According to Thomas Jefferson, the secret to success is all in your head.
"Nothing can stop the man with the right mental attitude from achieving his goal," said Jefferson. "Nothing on earth can help the man with the wrong mental attitude."
Benjamin Franklin, who was part of the original Committee of Five who drafted the Declaration of Independence, has come to be remembered as an early guru of productivity and self-improvement. In The Autobiography of Benjamin Franklin, he wrote of the importance of virtues like patience, moderation and humility.
“He that can have patience can have what he will," said Franklin.
James Madison is considered to be the "Father of the Constitution." For Madison, there could be no success in governments, communities and families without trust.
“The circulation of confidence is better than the circulation of money," said Madison.
James Monroe spoke of honor as the highest value and determinant of success, both for the individual and for the country.
"National honor is the national property of the highest value," Monroe said.
Revolutionary Samuel Adams not only helped organize the Boston Tea Party and founded the Sons of Liberty, but he also helped write the Articles of Confederation and the Massachusetts Constitution before becoming governor of Massachusetts. Adams valued freedom above all else.

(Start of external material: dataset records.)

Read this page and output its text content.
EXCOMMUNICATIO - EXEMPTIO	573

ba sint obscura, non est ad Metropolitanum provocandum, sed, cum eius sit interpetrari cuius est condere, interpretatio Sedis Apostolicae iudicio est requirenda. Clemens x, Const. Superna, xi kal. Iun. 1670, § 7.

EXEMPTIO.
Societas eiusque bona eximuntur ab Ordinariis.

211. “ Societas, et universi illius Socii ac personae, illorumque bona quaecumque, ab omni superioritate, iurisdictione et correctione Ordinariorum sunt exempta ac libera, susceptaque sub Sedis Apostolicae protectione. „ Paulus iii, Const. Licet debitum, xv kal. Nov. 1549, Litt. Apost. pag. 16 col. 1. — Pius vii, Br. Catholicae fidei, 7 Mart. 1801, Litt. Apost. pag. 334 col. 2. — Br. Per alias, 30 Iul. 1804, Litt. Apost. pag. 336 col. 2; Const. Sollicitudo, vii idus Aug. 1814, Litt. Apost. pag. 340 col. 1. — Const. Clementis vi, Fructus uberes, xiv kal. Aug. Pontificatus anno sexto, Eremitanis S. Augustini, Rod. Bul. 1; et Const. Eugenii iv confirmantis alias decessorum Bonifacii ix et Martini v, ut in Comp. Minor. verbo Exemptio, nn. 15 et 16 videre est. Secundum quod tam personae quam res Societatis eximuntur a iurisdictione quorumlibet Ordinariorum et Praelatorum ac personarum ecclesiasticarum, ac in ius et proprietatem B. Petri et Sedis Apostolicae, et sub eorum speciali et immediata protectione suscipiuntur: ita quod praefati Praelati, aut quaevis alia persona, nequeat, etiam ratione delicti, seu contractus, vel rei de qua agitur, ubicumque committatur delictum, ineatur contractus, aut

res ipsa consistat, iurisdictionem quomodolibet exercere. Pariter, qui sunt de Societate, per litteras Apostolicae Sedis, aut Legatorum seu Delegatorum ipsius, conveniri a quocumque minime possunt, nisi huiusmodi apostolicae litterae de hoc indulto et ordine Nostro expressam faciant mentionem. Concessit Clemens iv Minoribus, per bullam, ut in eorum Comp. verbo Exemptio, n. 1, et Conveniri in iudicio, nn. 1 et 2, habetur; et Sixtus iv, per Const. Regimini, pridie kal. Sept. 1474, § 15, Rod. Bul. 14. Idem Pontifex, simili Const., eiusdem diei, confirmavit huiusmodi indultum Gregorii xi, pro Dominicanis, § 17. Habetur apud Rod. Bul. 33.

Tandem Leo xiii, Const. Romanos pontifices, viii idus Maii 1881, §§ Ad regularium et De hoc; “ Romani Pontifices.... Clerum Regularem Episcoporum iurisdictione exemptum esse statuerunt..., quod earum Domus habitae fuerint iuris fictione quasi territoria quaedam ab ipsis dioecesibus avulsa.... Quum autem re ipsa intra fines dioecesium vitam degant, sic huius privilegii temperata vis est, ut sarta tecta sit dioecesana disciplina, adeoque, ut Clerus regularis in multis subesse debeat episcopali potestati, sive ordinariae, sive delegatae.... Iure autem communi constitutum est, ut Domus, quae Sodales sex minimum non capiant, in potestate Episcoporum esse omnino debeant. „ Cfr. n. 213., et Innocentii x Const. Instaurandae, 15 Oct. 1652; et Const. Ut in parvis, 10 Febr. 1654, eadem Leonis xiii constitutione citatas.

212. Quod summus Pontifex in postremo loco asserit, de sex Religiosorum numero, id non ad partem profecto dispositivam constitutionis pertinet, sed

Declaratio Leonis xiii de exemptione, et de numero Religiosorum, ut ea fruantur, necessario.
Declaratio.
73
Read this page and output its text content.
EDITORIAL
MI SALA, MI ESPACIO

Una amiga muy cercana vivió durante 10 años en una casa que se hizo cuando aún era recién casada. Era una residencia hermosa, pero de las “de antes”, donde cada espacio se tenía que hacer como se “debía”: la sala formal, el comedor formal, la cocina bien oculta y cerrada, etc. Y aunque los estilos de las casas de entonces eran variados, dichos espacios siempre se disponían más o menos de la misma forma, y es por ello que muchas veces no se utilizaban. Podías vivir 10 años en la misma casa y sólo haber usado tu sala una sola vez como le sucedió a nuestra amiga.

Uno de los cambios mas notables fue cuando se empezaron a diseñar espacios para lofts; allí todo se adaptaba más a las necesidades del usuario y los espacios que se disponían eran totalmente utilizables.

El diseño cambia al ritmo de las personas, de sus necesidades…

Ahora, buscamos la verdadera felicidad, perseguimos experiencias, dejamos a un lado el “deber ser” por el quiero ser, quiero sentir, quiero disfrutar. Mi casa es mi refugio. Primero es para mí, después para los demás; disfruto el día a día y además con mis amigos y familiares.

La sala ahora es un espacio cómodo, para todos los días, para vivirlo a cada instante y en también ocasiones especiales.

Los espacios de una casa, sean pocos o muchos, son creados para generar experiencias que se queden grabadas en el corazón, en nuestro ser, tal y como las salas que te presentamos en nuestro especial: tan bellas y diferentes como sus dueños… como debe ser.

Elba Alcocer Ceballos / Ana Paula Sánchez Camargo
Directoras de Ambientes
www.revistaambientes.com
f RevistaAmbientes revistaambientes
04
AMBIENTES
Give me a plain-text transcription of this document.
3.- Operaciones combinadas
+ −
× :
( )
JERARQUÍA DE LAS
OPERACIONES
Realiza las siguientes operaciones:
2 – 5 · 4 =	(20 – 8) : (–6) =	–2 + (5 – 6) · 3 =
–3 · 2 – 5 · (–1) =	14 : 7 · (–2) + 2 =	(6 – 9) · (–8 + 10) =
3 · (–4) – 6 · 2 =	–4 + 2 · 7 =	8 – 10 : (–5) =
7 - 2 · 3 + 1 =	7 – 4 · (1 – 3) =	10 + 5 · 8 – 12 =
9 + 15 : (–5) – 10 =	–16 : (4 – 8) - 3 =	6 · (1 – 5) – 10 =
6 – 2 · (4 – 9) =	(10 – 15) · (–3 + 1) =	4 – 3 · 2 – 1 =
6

“If ye love wealth better than liberty, the tranquility of servitude better than the animating contest of freedom, go home from us in peace," Adams said. "We ask not your counsels or arms. Crouch down and lick the hands which feed you. May your chains set lightly upon you, and may posterity forget that ye were our countrymen.”
American patriot and Virginia delegate George Mason, sometimes called the "Father of the United States Bill of Rights," advised keeping failure and negative life events in perspective.
"A few years' experience will convince us that those things which at the time they happened we regarded as our greatest misfortunes have proved our greatest blessings," said Mason.